Há décadas essa farra de pedágio aniquila o progresso e o desenvolvimento da nossa Região, sendo Rio Bonito sempre o mais prejudicado. O pedágio mais caro do Brasil, instalado na RJ – 124 (ViaLagos), trouxe atrasos econômicos importantes para Rio Bonito. Anteriormente, moradores de Saquarema e Araruama recorriam a Rio Bonito para compras, serviços e buscar repartições públicas. Depois de 1996, quando começou o pedágio da ViaLagos, esse trânsito ficou muito caro e Rio Bonito perdeu essa clientela. Para você entender a gravidade da situação, em 02/12/1999, direção da ViaLagos e Prefeitura de Rio Bonito, cretinamente fecharam o acesso que ligava as localidades de Jacundá e Mineiros. O objetivo? Impedir que as pessoas usassem a referida via para fugir do “pedágio mais caro do Brasil”.
O impacto na Economia de Rio Bonito também pode ser percebido com a instalação do pedágio na entrada da localidade do Sambê. Os moradores de Silva Jardim sempre recorreram a Rio Bonito para fazer suas compras, buscar serviços e repartições, igualmente acontecia com os moradores de Araruama e Saquarema. A partir do pedágio na entrada do Sambê, o silvajardinense diminuiu sua frequência a Rio Bonito.
Nesse caso, além do impacto econômico para Rio Bonito, ainda tem a questão ambiental. É que para construir a praça de pedágio uma série de crimes ambientais ocorreu. Todavia, tudo o que aconteceu acabou sendo solenemente ignorado. À época, por conta das irregularidades ambientais, a Secretaria Municipal de Meio Ambiente de Rio Bonito embargou as obras da praça do pedágio. O embargo, porém, não durou muito tempo. Uma canetada federal também solenemente ignorou as razões da Prefeitura de Rio Bonito e autorizou o prosseguimento das obras.

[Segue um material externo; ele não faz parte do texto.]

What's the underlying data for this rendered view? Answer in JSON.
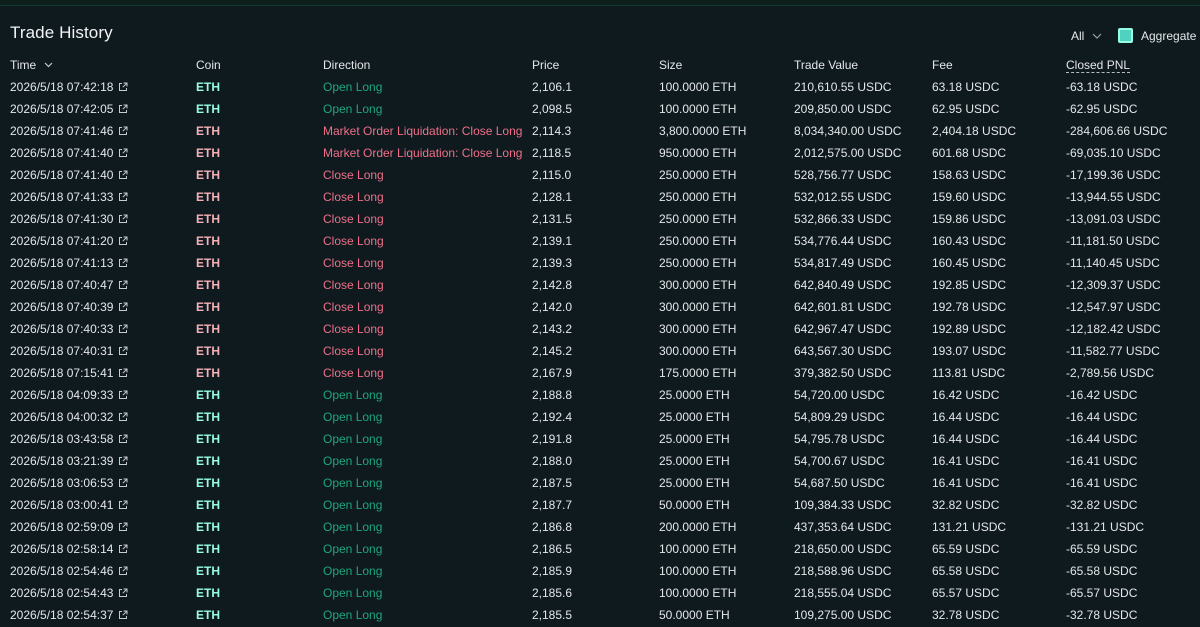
{
  "header": {
    "title": "Trade History",
    "filter_label": "All",
    "aggregate_label": "Aggregate"
  },
  "columns": {
    "time": "Time",
    "coin": "Coin",
    "direction": "Direction",
    "price": "Price",
    "size": "Size",
    "trade_value": "Trade Value",
    "fee": "Fee",
    "closed_pnl": "Closed PNL"
  },
  "colors": {
    "background": "#0f1a1f",
    "long_coin": "#97fce4",
    "short_coin": "#f6b0b7",
    "long_direction": "#1fa67d",
    "short_direction": "#ed7088",
    "accent": "#50d2c1"
  },
  "icons": {
    "external_link": "external-link-icon",
    "dropdown": "chevron-down-icon",
    "sort": "chevron-down-icon"
  },
  "rows": [
    {
      "time": "2026/5/18 07:42:18",
      "coin": "ETH",
      "direction": "Open Long",
      "side": "long",
      "price": "2,106.1",
      "size": "100.0000 ETH",
      "value": "210,610.55 USDC",
      "fee": "63.18 USDC",
      "pnl": "-63.18 USDC"
    },
    {
      "time": "2026/5/18 07:42:05",
      "coin": "ETH",
      "direction": "Open Long",
      "side": "long",
      "price": "2,098.5",
      "size": "100.0000 ETH",
      "value": "209,850.00 USDC",
      "fee": "62.95 USDC",
      "pnl": "-62.95 USDC"
    },
    {
      "time": "2026/5/18 07:41:46",
      "coin": "ETH",
      "direction": "Market Order Liquidation: Close Long",
      "side": "short",
      "price": "2,114.3",
      "size": "3,800.0000 ETH",
      "value": "8,034,340.00 USDC",
      "fee": "2,404.18 USDC",
      "pnl": "-284,606.66 USDC"
    },
    {
      "time": "2026/5/18 07:41:40",
      "coin": "ETH",
      "direction": "Market Order Liquidation: Close Long",
      "side": "short",
      "price": "2,118.5",
      "size": "950.0000 ETH",
      "value": "2,012,575.00 USDC",
      "fee": "601.68 USDC",
      "pnl": "-69,035.10 USDC"
    },
    {
      "time": "2026/5/18 07:41:40",
      "coin": "ETH",
      "direction": "Close Long",
      "side": "short",
      "price": "2,115.0",
      "size": "250.0000 ETH",
      "value": "528,756.77 USDC",
      "fee": "158.63 USDC",
      "pnl": "-17,199.36 USDC"
    },
    {
      "time": "2026/5/18 07:41:33",
      "coin": "ETH",
      "direction": "Close Long",
      "side": "short",
      "price": "2,128.1",
      "size": "250.0000 ETH",
      "value": "532,012.55 USDC",
      "fee": "159.60 USDC",
      "pnl": "-13,944.55 USDC"
    },
    {
      "time": "2026/5/18 07:41:30",
      "coin": "ETH",
      "direction": "Close Long",
      "side": "short",
      "price": "2,131.5",
      "size": "250.0000 ETH",
      "value": "532,866.33 USDC",
      "fee": "159.86 USDC",
      "pnl": "-13,091.03 USDC"
    },
    {
      "time": "2026/5/18 07:41:20",
      "coin": "ETH",
      "direction": "Close Long",
      "side": "short",
      "price": "2,139.1",
      "size": "250.0000 ETH",
      "value": "534,776.44 USDC",
      "fee": "160.43 USDC",
      "pnl": "-11,181.50 USDC"
    },
    {
      "time": "2026/5/18 07:41:13",
      "coin": "ETH",
      "direction": "Close Long",
      "side": "short",
      "price": "2,139.3",
      "size": "250.0000 ETH",
      "value": "534,817.49 USDC",
      "fee": "160.45 USDC",
      "pnl": "-11,140.45 USDC"
    },
    {
      "time": "2026/5/18 07:40:47",
      "coin": "ETH",
      "direction": "Close Long",
      "side": "short",
      "price": "2,142.8",
      "size": "300.0000 ETH",
      "value": "642,840.49 USDC",
      "fee": "192.85 USDC",
      "pnl": "-12,309.37 USDC"
    },
    {
      "time": "2026/5/18 07:40:39",
      "coin": "ETH",
      "direction": "Close Long",
      "side": "short",
      "price": "2,142.0",
      "size": "300.0000 ETH",
      "value": "642,601.81 USDC",
      "fee": "192.78 USDC",
      "pnl": "-12,547.97 USDC"
    },
    {
      "time": "2026/5/18 07:40:33",
      "coin": "ETH",
      "direction": "Close Long",
      "side": "short",
      "price": "2,143.2",
      "size": "300.0000 ETH",
      "value": "642,967.47 USDC",
      "fee": "192.89 USDC",
      "pnl": "-12,182.42 USDC"
    },
    {
      "time": "2026/5/18 07:40:31",
      "coin": "ETH",
      "direction": "Close Long",
      "side": "short",
      "price": "2,145.2",
      "size": "300.0000 ETH",
      "value": "643,567.30 USDC",
      "fee": "193.07 USDC",
      "pnl": "-11,582.77 USDC"
    },
    {
      "time": "2026/5/18 07:15:41",
      "coin": "ETH",
      "direction": "Close Long",
      "side": "short",
      "price": "2,167.9",
      "size": "175.0000 ETH",
      "value": "379,382.50 USDC",
      "fee": "113.81 USDC",
      "pnl": "-2,789.56 USDC"
    },
    {
      "time": "2026/5/18 04:09:33",
      "coin": "ETH",
      "direction": "Open Long",
      "side": "long",
      "price": "2,188.8",
      "size": "25.0000 ETH",
      "value": "54,720.00 USDC",
      "fee": "16.42 USDC",
      "pnl": "-16.42 USDC"
    },
    {
      "time": "2026/5/18 04:00:32",
      "coin": "ETH",
      "direction": "Open Long",
      "side": "long",
      "price": "2,192.4",
      "size": "25.0000 ETH",
      "value": "54,809.29 USDC",
      "fee": "16.44 USDC",
      "pnl": "-16.44 USDC"
    },
    {
      "time": "2026/5/18 03:43:58",
      "coin": "ETH",
      "direction": "Open Long",
      "side": "long",
      "price": "2,191.8",
      "size": "25.0000 ETH",
      "value": "54,795.78 USDC",
      "fee": "16.44 USDC",
      "pnl": "-16.44 USDC"
    },
    {
      "time": "2026/5/18 03:21:39",
      "coin": "ETH",
      "direction": "Open Long",
      "side": "long",
      "price": "2,188.0",
      "size": "25.0000 ETH",
      "value": "54,700.67 USDC",
      "fee": "16.41 USDC",
      "pnl": "-16.41 USDC"
    },
    {
      "time": "2026/5/18 03:06:53",
      "coin": "ETH",
      "direction": "Open Long",
      "side": "long",
      "price": "2,187.5",
      "size": "25.0000 ETH",
      "value": "54,687.50 USDC",
      "fee": "16.41 USDC",
      "pnl": "-16.41 USDC"
    },
    {
      "time": "2026/5/18 03:00:41",
      "coin": "ETH",
      "direction": "Open Long",
      "side": "long",
      "price": "2,187.7",
      "size": "50.0000 ETH",
      "value": "109,384.33 USDC",
      "fee": "32.82 USDC",
      "pnl": "-32.82 USDC"
    },
    {
      "time": "2026/5/18 02:59:09",
      "coin": "ETH",
      "direction": "Open Long",
      "side": "long",
      "price": "2,186.8",
      "size": "200.0000 ETH",
      "value": "437,353.64 USDC",
      "fee": "131.21 USDC",
      "pnl": "-131.21 USDC"
    },
    {
      "time": "2026/5/18 02:58:14",
      "coin": "ETH",
      "direction": "Open Long",
      "side": "long",
      "price": "2,186.5",
      "size": "100.0000 ETH",
      "value": "218,650.00 USDC",
      "fee": "65.59 USDC",
      "pnl": "-65.59 USDC"
    },
    {
      "time": "2026/5/18 02:54:46",
      "coin": "ETH",
      "direction": "Open Long",
      "side": "long",
      "price": "2,185.9",
      "size": "100.0000 ETH",
      "value": "218,588.96 USDC",
      "fee": "65.58 USDC",
      "pnl": "-65.58 USDC"
    },
    {
      "time": "2026/5/18 02:54:43",
      "coin": "ETH",
      "direction": "Open Long",
      "side": "long",
      "price": "2,185.6",
      "size": "100.0000 ETH",
      "value": "218,555.04 USDC",
      "fee": "65.57 USDC",
      "pnl": "-65.57 USDC"
    },
    {
      "time": "2026/5/18 02:54:37",
      "coin": "ETH",
      "direction": "Open Long",
      "side": "long",
      "price": "2,185.5",
      "size": "50.0000 ETH",
      "value": "109,275.00 USDC",
      "fee": "32.78 USDC",
      "pnl": "-32.78 USDC"
    }
  ]
}
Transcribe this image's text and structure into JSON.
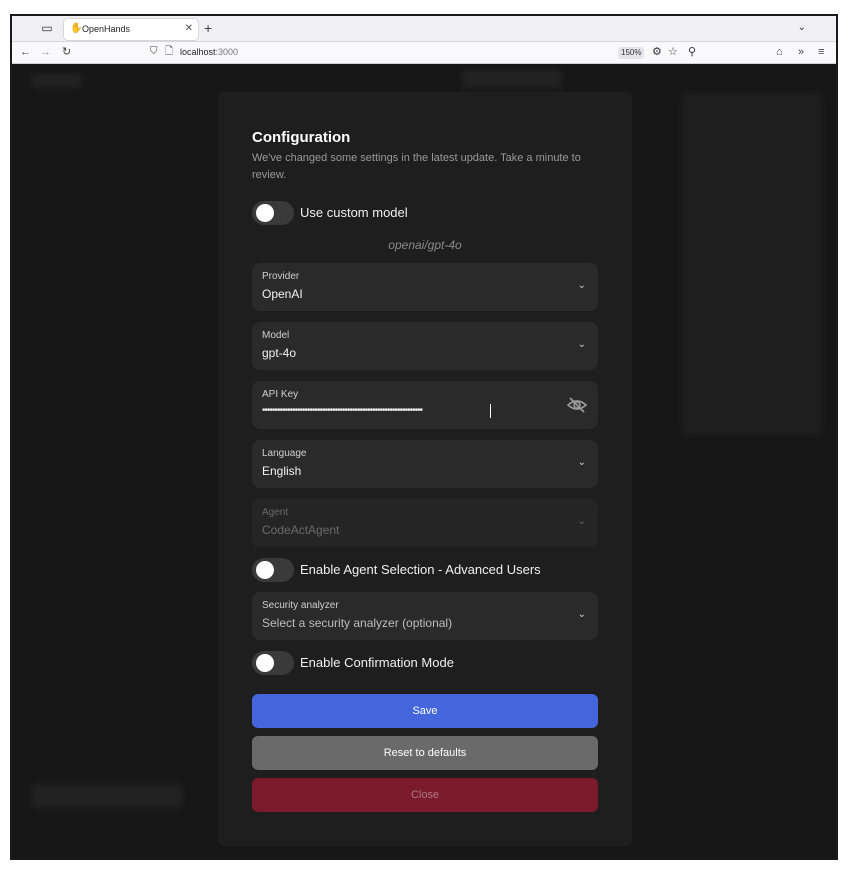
{
  "browser": {
    "tab_title": "OpenHands",
    "url_host": "localhost",
    "url_port": ":3000",
    "zoom": "150%"
  },
  "modal": {
    "title": "Configuration",
    "description": "We've changed some settings in the latest update. Take a minute to review.",
    "custom_model_toggle": {
      "label": "Use custom model",
      "on": false
    },
    "model_hint": "openai/gpt-4o",
    "fields": {
      "provider": {
        "label": "Provider",
        "value": "OpenAI"
      },
      "model": {
        "label": "Model",
        "value": "gpt-4o"
      },
      "api_key": {
        "label": "API Key",
        "value": "••••••••••••••••••••••••••••••••••••••••••••••••••••••••••••••••"
      },
      "language": {
        "label": "Language",
        "value": "English"
      },
      "agent": {
        "label": "Agent",
        "value": "CodeActAgent"
      },
      "security_analyzer": {
        "label": "Security analyzer",
        "placeholder": "Select a security analyzer (optional)"
      }
    },
    "agent_selection_toggle": {
      "label": "Enable Agent Selection - Advanced Users",
      "on": false
    },
    "confirmation_toggle": {
      "label": "Enable Confirmation Mode",
      "on": false
    },
    "buttons": {
      "save": "Save",
      "reset": "Reset to defaults",
      "close": "Close"
    }
  },
  "colors": {
    "save": "#4465db",
    "reset": "#6a6a6a",
    "close": "#7a1a2a",
    "modal_bg": "#1e1e1e",
    "field_bg": "#2a2a2a"
  }
}
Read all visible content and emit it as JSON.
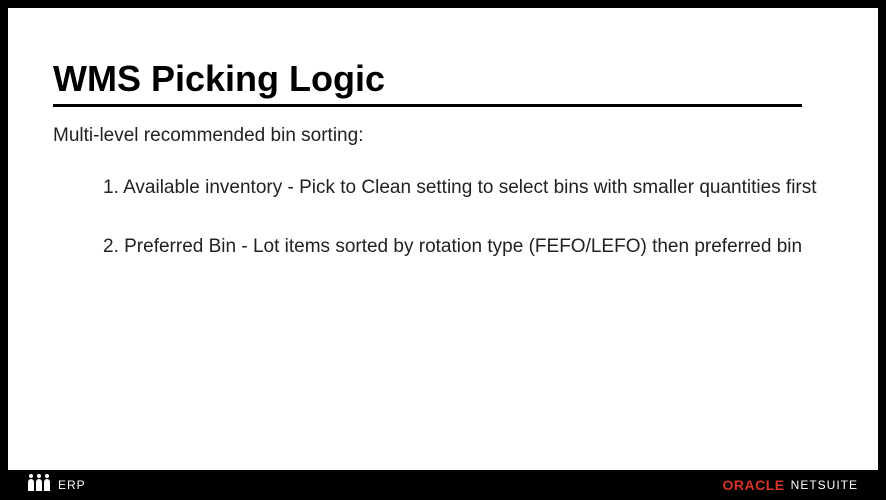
{
  "slide": {
    "title": "WMS Picking Logic",
    "subtitle": "Multi-level recommended bin sorting:",
    "items": [
      "1. Available inventory - Pick to Clean setting to select bins with smaller quantities first",
      "2. Preferred Bin - Lot items sorted by rotation type (FEFO/LEFO) then preferred bin"
    ]
  },
  "footer": {
    "left_label": "ERP",
    "brand_primary": "ORACLE",
    "brand_secondary": "NETSUITE"
  }
}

Vale aproveitar o ensejo para visitar também a história da RJ – 116, estrada que liga Itaboraí a Cachoeiras de Macacu, que também recebeu suas praças de pedágio, o que tornou bem mais caro transitar entre esses municípios. Esse caso também conta com coincidências. Assim que o pedágio começou a operar a estrada que liga Tanguá a Itaboraí pela localidade de Engenho D’Água, com saída Sambaetiba, foi abandonada.
Nesse caso o descaso é tamanho, que a ponte sobre o Rio Caceribu, nos limites do território de Tanguá e Itaboraí, caiu (dizem que foi derrubada). Todavia, o equipamento nunca foi recuperado. Sem ponte e com a estrada em péssimas condições, os motoristas deixaram de usar o caminho que poderia ser uma forma de fugir do primeiro pedágio da RJ – 116. Não é uma grande coincidência?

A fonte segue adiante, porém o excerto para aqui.